There is an appetite for learning about food. This likely explains the burgeoning market for food-related books, almost all of which are historical in nature but relatively few of them are actually written by historians. (To say nothing of Gastropod, which looks “at food through the lens of history and science.”) Other than a handful of exceptions like those listed above, two broad groups of people write these books: journalists and scientists. Both make sense. Journalism is where a lot of food writing takes place and books are a logical extension of this form in much the same way that science journalists turn their reportage into books. Thus you get Jonathan Kauffman’s Hippie Food and Daniel Stone’s The Food Explorer. Scientists, on the other hand, have multiple points of entry. Food involves at minimum chemistry, biology, and agronomy, so books like Cheese and Culture (Paul Kindstedt, a chemist and food technologist) and Sourdough Culture (Eric Pallant, an environmental scientist) are natural extensions of these disciplines. After all, the Global Sourdough Project at North Carolina State University belongs to the Ecology Department.

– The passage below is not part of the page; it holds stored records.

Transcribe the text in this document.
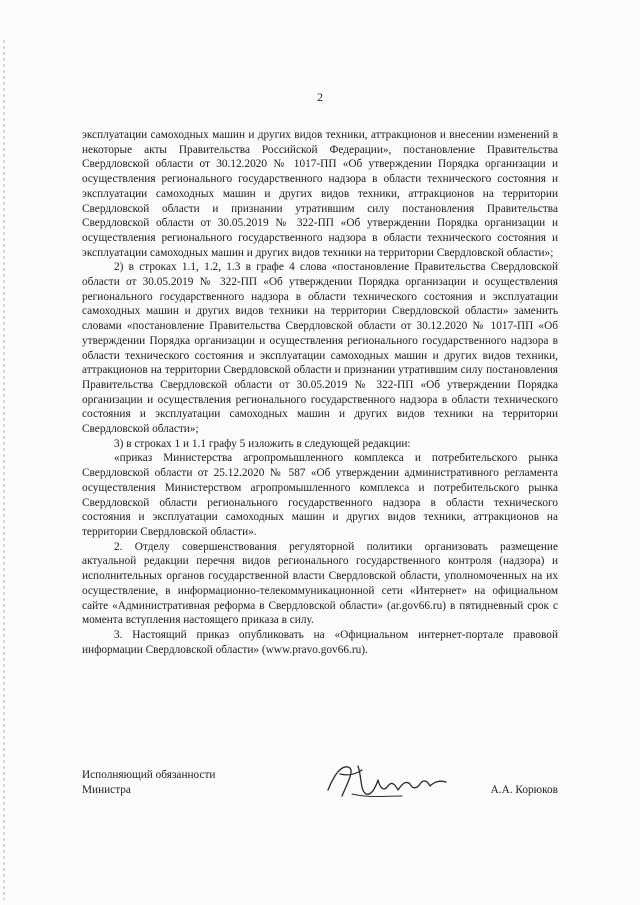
2

эксплуатации самоходных машин и других видов техники, аттракционов и внесении изменений в некоторые акты Правительства Российской Федерации», постановление Правительства Свердловской области от 30.12.2020 № 1017-ПП «Об утверждении Порядка организации и осуществления регионального государственного надзора в области технического состояния и эксплуатации самоходных машин и других видов техники, аттракционов на территории Свердловской области и признании утратившим силу постановления Правительства Свердловской области от 30.05.2019 № 322-ПП «Об утверждении Порядка организации и осуществления регионального государственного надзора в области технического состояния и эксплуатации самоходных машин и других видов техники на территории Свердловской области»;

2) в строках 1.1, 1.2, 1.3 в графе 4 слова «постановление Правительства Свердловской области от 30.05.2019 № 322-ПП «Об утверждении Порядка организации и осуществления регионального государственного надзора в области технического состояния и эксплуатации самоходных машин и других видов техники на территории Свердловской области» заменить словами «постановление Правительства Свердловской области от 30.12.2020 № 1017-ПП «Об утверждении Порядка организации и осуществления регионального государственного надзора в области технического состояния и эксплуатации самоходных машин и других видов техники, аттракционов на территории Свердловской области и признании утратившим силу постановления Правительства Свердловской области от 30.05.2019 № 322-ПП «Об утверждении Порядка организации и осуществления регионального государственного надзора в области технического состояния и эксплуатации самоходных машин и других видов техники на территории Свердловской области»;

3) в строках 1 и 1.1 графу 5 изложить в следующей редакции:

«приказ Министерства агропромышленного комплекса и потребительского рынка Свердловской области от 25.12.2020 № 587 «Об утверждении административного регламента осуществления Министерством агропромышленного комплекса и потребительского рынка Свердловской области регионального государственного надзора в области технического состояния и эксплуатации самоходных машин и других видов техники, аттракционов на территории Свердловской области».

2. Отделу совершенствования регуляторной политики организовать размещение актуальной редакции перечня видов регионального государственного контроля (надзора) и исполнительных органов государственной власти Свердловской области, уполномоченных на их осуществление, в информационно-телекоммуникационной сети «Интернет» на официальном сайте «Административная реформа в Свердловской области» (ar.gov66.ru) в пятидневный срок с момента вступления настоящего приказа в силу.

3. Настоящий приказ опубликовать на «Официальном интернет-портале правовой информации Свердловской области» (www.pravo.gov66.ru).

Исполняющий обязанности
Министра	А.А. Корюков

These are all fascinating projects, but their history is, to put it nicely, wildly inconsistent. I will write a full post of Eric Pallant’s Sourdough Culture later this week, but it can stand in as an example here since I just finished reading it.

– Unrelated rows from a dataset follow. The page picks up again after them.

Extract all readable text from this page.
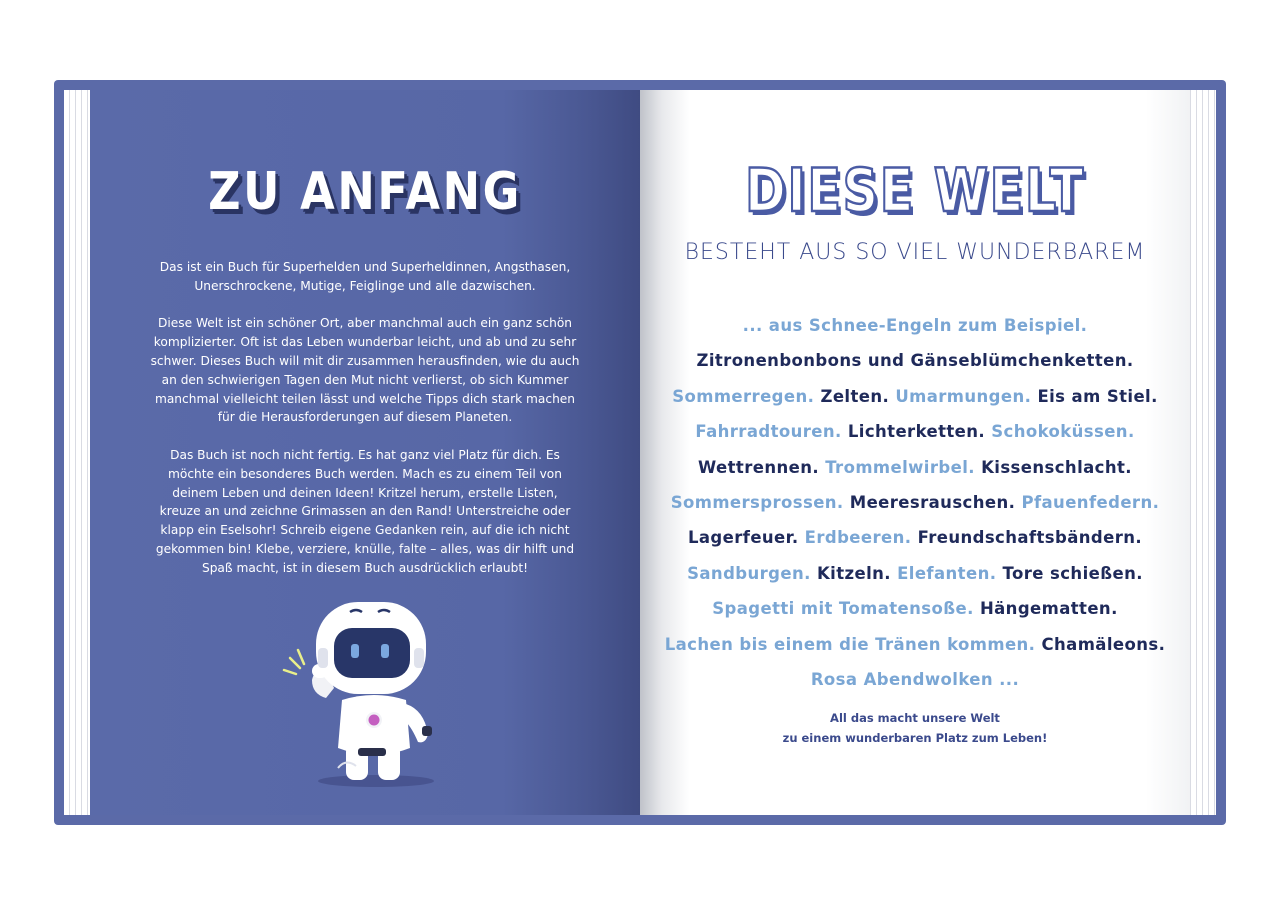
ZU ANFANG

Das ist ein Buch für Superhelden und Superheldinnen, Angsthasen, Unerschrockene, Mutige, Feiglinge und alle dazwischen.

Diese Welt ist ein schöner Ort, aber manchmal auch ein ganz schön komplizierter. Oft ist das Leben wunderbar leicht, und ab und zu sehr schwer. Dieses Buch will mit dir zusammen herausfinden, wie du auch an den schwierigen Tagen den Mut nicht verlierst, ob sich Kummer manchmal vielleicht teilen lässt und welche Tipps dich stark machen für die Herausforderungen auf diesem Planeten.

Das Buch ist noch nicht fertig. Es hat ganz viel Platz für dich. Es möchte ein besonderes Buch werden. Mach es zu einem Teil von deinem Leben und deinen Ideen! Kritzel herum, erstelle Listen, kreuze an und zeichne Grimassen an den Rand! Unterstreiche oder klapp ein Eselsohr! Schreib eigene Gedanken rein, auf die ich nicht gekommen bin! Klebe, verziere, knülle, falte – alles, was dir hilft und Spaß macht, ist in diesem Buch ausdrücklich erlaubt!

DIESE WELT
BESTEHT AUS SO VIEL WUNDERBAREM
... aus Schnee-Engeln zum Beispiel.
Zitronenbonbons und Gänseblümchenketten.
Sommerregen. Zelten. Umarmungen. Eis am Stiel.
Fahrradtouren. Lichterketten. Schokoküssen.
Wettrennen. Trommelwirbel. Kissenschlacht.
Sommersprossen. Meeresrauschen. Pfauenfedern.
Lagerfeuer. Erdbeeren. Freundschaftsbändern.
Sandburgen. Kitzeln. Elefanten. Tore schießen.
Spagetti mit Tomatensoße. Hängematten.
Lachen bis einem die Tränen kommen. Chamäleons.
Rosa Abendwolken ...
All das macht unsere Welt
zu einem wunderbaren Platz zum Leben!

Pallant is telling a particular story about trying to trace the origins of his Cripple Creek starter, in much the same way that Kindstedt’s book follows a particular arc for cheese and Balinska’s book largely treats New York bagels as normative until starting a discussion of how the Lender’s company took the bagel mainstream. What Pallant does here is blend the story of learning about his starter with a longer discussion of attitudes toward sourdough breads. In this second objective, his discussion of the transition to industrial bread was particularly fascinating. Not coincidentally, this was also a topic that had served as the basis of a Fulbright project. By contrast, other parts of his historical discussion weaker and included a few turns of phrase that made me physically wince.

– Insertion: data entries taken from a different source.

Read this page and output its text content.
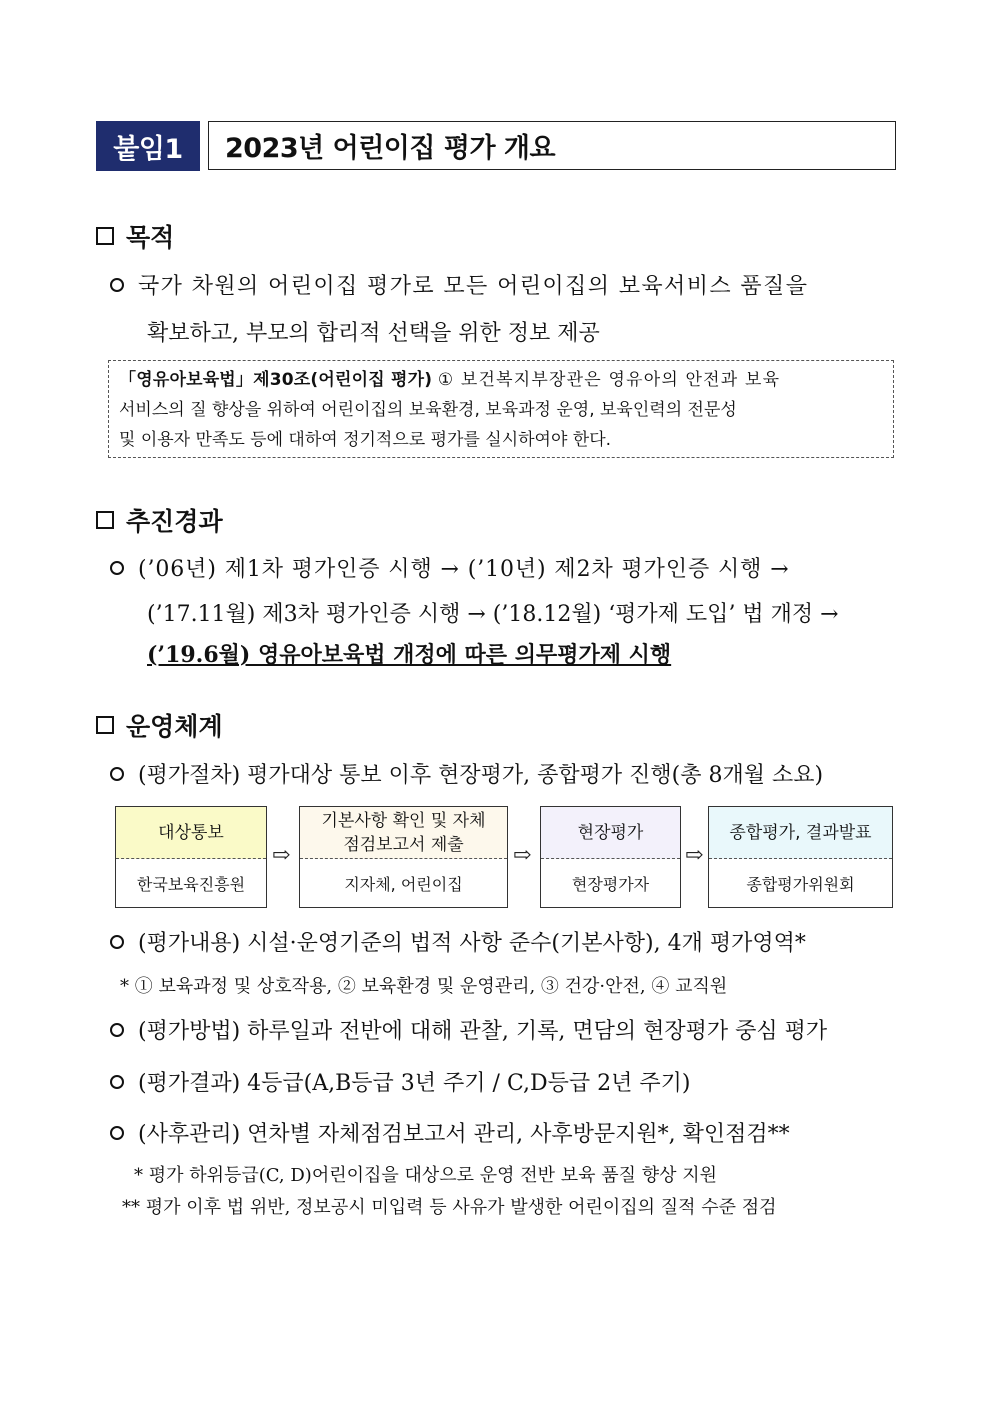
붙임1	2023년 어린이집 평가 개요
목적
국가 차원의 어린이집 평가로 모든 어린이집의 보육서비스 품질을
확보하고, 부모의 합리적 선택을 위한 정보 제공
「영유아보육법」제30조(어린이집 평가) ① 보건복지부장관은 영유아의 안전과 보육
서비스의 질 향상을 위하여 어린이집의 보육환경, 보육과정 운영, 보육인력의 전문성
및 이용자 만족도 등에 대하여 정기적으로 평가를 실시하여야 한다.
추진경과
(’06년) 제1차 평가인증 시행 → (’10년) 제2차 평가인증 시행 →
(’17.11월) 제3차 평가인증 시행 → (’18.12월) ‘평가제 도입’ 법 개정 →
(’19.6월) 영유아보육법 개정에 따른 의무평가제 시행
운영체계
(평가절차) 평가대상 통보 이후 현장평가, 종합평가 진행(총 8개월 소요)
대상통보
한국보육진흥원
⇨
기본사항 확인 및 자체점검보고서 제출
지자체, 어린이집
⇨
현장평가
현장평가자
⇨
종합평가, 결과발표
종합평가위원회
(평가내용) 시설·운영기준의 법적 사항 준수(기본사항), 4개 평가영역*
* ① 보육과정 및 상호작용, ② 보육환경 및 운영관리, ③ 건강·안전, ④ 교직원
(평가방법) 하루일과 전반에 대해 관찰, 기록, 면담의 현장평가 중심 평가
(평가결과) 4등급(A,B등급 3년 주기 / C,D등급 2년 주기)
(사후관리) 연차별 자체점검보고서 관리, 사후방문지원*, 확인점검**
* 평가 하위등급(C, D)어린이집을 대상으로 운영 전반 보육 품질 향상 지원
** 평가 이후 법 위반, 정보공시 미입력 등 사유가 발생한 어린이집의 질적 수준 점검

Sourdough Culture is not the sort of book designed to have a comprehensive bibliography and a review of the references revealed omissions that could have strengthened the book. At the same time, though, I found myself reflecting on how at least some of the limitations reflect the contours of the existing scholarship, meaning that Egypt and Rome are better represented than was Greece. This is understandable, at least to an extent; Pallant is not an ancient historian. However, it did lead him to give Greek in particular only cursory treatment when there is a more compelling to story to tell there.

I like these books, broadly speaking, and am not at all saying that scientists and journalists need to stop writing about historical food. However, when historians pass the responsibility for writing about historical food to non-historians then they forfeit the right to complain when their historical periods get misrepresented.

Providing material for scientists to improve their books is just a side benefit. Food offers insight into a whole range of historical topics, from gender roles, to cultural values, to turns of phrase, to economic and political systems. Food also provides opportunities for historical work to be interdisciplinary in the best ways possible. Not every scholar needs to start studying food, of course. But where food’s ubiquity may make it seem banal, the very fact that food (or its absence) is intimately connected to every single person’s daily existence means that it is threaded into every historical time and place, if we’re only willing to look for it.